Oliver Twist by Charles Dickens
Inspired by Will Eisner's Fagin the Jew, I decided to read Dickens's novel Oliver Twist this year. I've seen the musical Oliver! a few times on stage and on VHS (and maybe I'll revisit it on DVD--our local library has it) and liked it a lot. Eisner's book is based on the idea that Dickens's portrayal of Fagin reinforces a negative stereotype, specifically that Fagin is very often referred to as "the Jew" who is a scheming ne'er-do-well with no positive traits at all. So I came to the book with a lot of baggage.
The story follows the young life of Oliver Twist, an orphan born out of wedlock and left in a workhouse where he is raised by the local authorities under abysmal conditions. He's apprenticed to an undertaker, which does not work out (though plenty of comical and tragic events happen to Oliver there).

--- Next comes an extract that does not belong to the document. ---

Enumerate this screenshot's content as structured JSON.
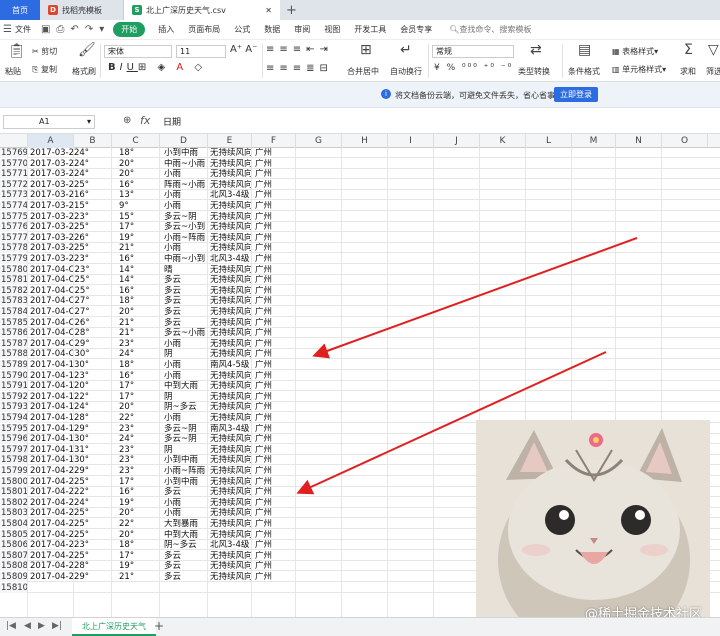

He flees to London where he is taken in (both literally and metaphorically) by Fagin, who organizes young boys to pick pockets and commit other minor thefts on busy London streets and has a few young women (Nancy and Bet are the only ones Oliver meets) who are prostitutes (though they are never explicitly identified as such except in Dickens's introduction to the third edition.). He works for them until he comes to the house of Mr. Brownlow, who provides for his physical, intellectual, and spiritual needs. An unfortunate incident puts Oliver back in Fagin's gang. Fagin loans Oliver out to his compatriot, Bill Sikes, who is less the schemer and more the housebreaker. He and Oliver head to the outskirts of London to rob a home where more complications happen. The story eventually comes around to a happy ending for the good characters and a bad ending for the evil ones.
Only a few of the characters show growth or change through the book. Oliver is preternaturally good and remains true to his honesty and virtue, in spite of the influences of the workhouse where he grew up and the criminal gang where he spends a lot of time. He has good influences in his life too but they reinforce his good traits, they do not create good traits. The main villains, Sikes and Fagin, show little change. Both are rotten to the core and stay that way until their ends, though the hardness of their fates elicits some sympathy. Nancy is a bit more dynamic but remains true to her tragic course.

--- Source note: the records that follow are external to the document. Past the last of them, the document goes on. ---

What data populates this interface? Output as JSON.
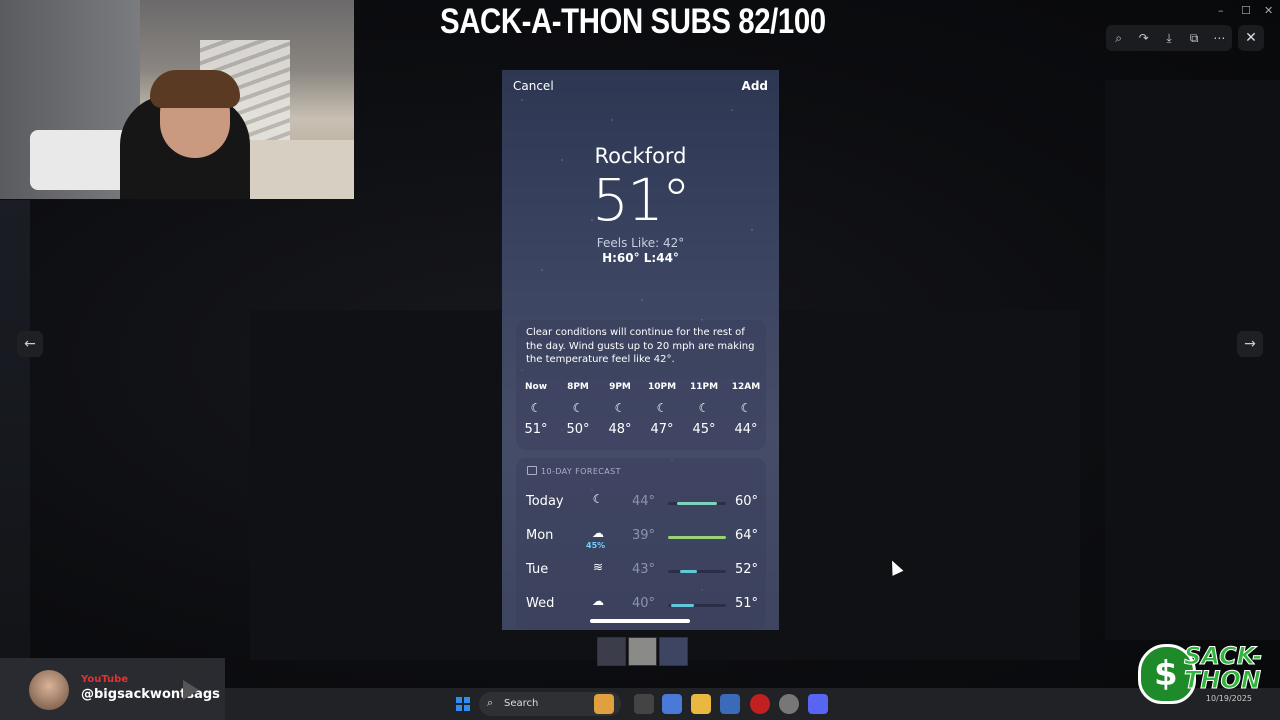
{
  "overlay": {
    "title": "SACK-A-THON SUBS 82/100"
  },
  "viewer": {
    "close_symbol": "✕",
    "prev_symbol": "←",
    "next_symbol": "→"
  },
  "weather": {
    "cancel_label": "Cancel",
    "add_label": "Add",
    "city": "Rockford",
    "temperature": "51°",
    "feels_like": "Feels Like: 42°",
    "hi_lo": "H:60°  L:44°",
    "summary": "Clear conditions will continue for the rest of the day. Wind gusts up to 20 mph are making the temperature feel like 42°.",
    "hourly": [
      {
        "label": "Now",
        "temp": "51°",
        "icon": "moon-icon"
      },
      {
        "label": "8PM",
        "temp": "50°",
        "icon": "moon-icon"
      },
      {
        "label": "9PM",
        "temp": "48°",
        "icon": "moon-icon"
      },
      {
        "label": "10PM",
        "temp": "47°",
        "icon": "moon-icon"
      },
      {
        "label": "11PM",
        "temp": "45°",
        "icon": "moon-icon"
      },
      {
        "label": "12AM",
        "temp": "44°",
        "icon": "moon-icon"
      }
    ],
    "forecast_header": "10-DAY FORECAST",
    "forecast": [
      {
        "day": "Today",
        "icon": "moon-icon",
        "pop": "",
        "low": "44°",
        "high": "60°",
        "range": [
          0.15,
          0.85
        ],
        "color": "#7dd3c0"
      },
      {
        "day": "Mon",
        "icon": "rain-cloud-icon",
        "pop": "45%",
        "low": "39°",
        "high": "64°",
        "range": [
          0.0,
          1.0
        ],
        "color": "#9ad27a"
      },
      {
        "day": "Tue",
        "icon": "wind-icon",
        "pop": "",
        "low": "43°",
        "high": "52°",
        "range": [
          0.2,
          0.5
        ],
        "color": "#62c7d8"
      },
      {
        "day": "Wed",
        "icon": "cloud-icon",
        "pop": "",
        "low": "40°",
        "high": "51°",
        "range": [
          0.05,
          0.45
        ],
        "color": "#62c7d8"
      }
    ]
  },
  "stream": {
    "yt_tag": "YouTube",
    "yt_handle": "@bigsackwontsags"
  },
  "taskbar": {
    "search_label": "Search",
    "date": "10/19/2025"
  },
  "logo": {
    "text_line1": "SACK-",
    "text_line2": "THON"
  },
  "colors": {
    "accent": "#2b8ef3",
    "logo_green": "#2fb53c",
    "yt_red": "#e23232"
  }
}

The narrative is a bit long and meandering. I found the first 300 pages slow going. The story started moving more quickly and the action became more exciting in the last 200 pages, especially when the focus switches from Oliver to Sikes or Nancy or Fagin. Some sections are slowed down by the narrator speaking in the first person about dramatic style or making wry, ironic comments about the situation and characters. While such prose is entertaining, sometimes it goes on too long. I have similar feelings about the unabridged Moby Dick--a bit of judicious editing would improve the narrative without sacrificing the point of the story.
Eisner's complaint about the novel is fairly justified, though Fagin is very different in the musical version of the story. There he has more joviality and considers going straight several times, something left ambiguous by the ending of the musical.

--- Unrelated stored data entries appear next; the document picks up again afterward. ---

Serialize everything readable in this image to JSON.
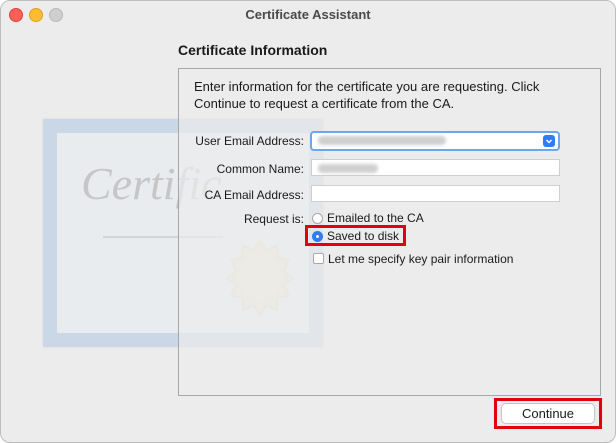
{
  "window": {
    "title": "Certificate Assistant"
  },
  "section_title": "Certificate Information",
  "intro_text": "Enter information for the certificate you are requesting. Click Continue to request a certificate from the CA.",
  "watermark_text": "Certific",
  "form": {
    "user_email_label": "User Email Address:",
    "common_name_label": "Common Name:",
    "ca_email_label": "CA Email Address:",
    "ca_email_value": "",
    "request_label": "Request is:",
    "option_emailed": "Emailed to the CA",
    "option_saved": "Saved to disk",
    "selected_option": "Saved to disk",
    "key_pair_label": "Let me specify key pair information",
    "key_pair_checked": false
  },
  "continue_label": "Continue",
  "colors": {
    "highlight": "#e00010",
    "accent": "#2e7cf6"
  }
}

On the other hand, the novel is very frank about the squalid conditions of London and of the whole "workhouse" system. The high contrast between the better off and the poor is all the more shocking seeing the ease with which someone can fall or rise due to uncontrollable circumstances. The story is entertaining and sobering at the same time, not a small accomplishment.
I recommend it with the caveat that parts are slow going. Endurance pays off.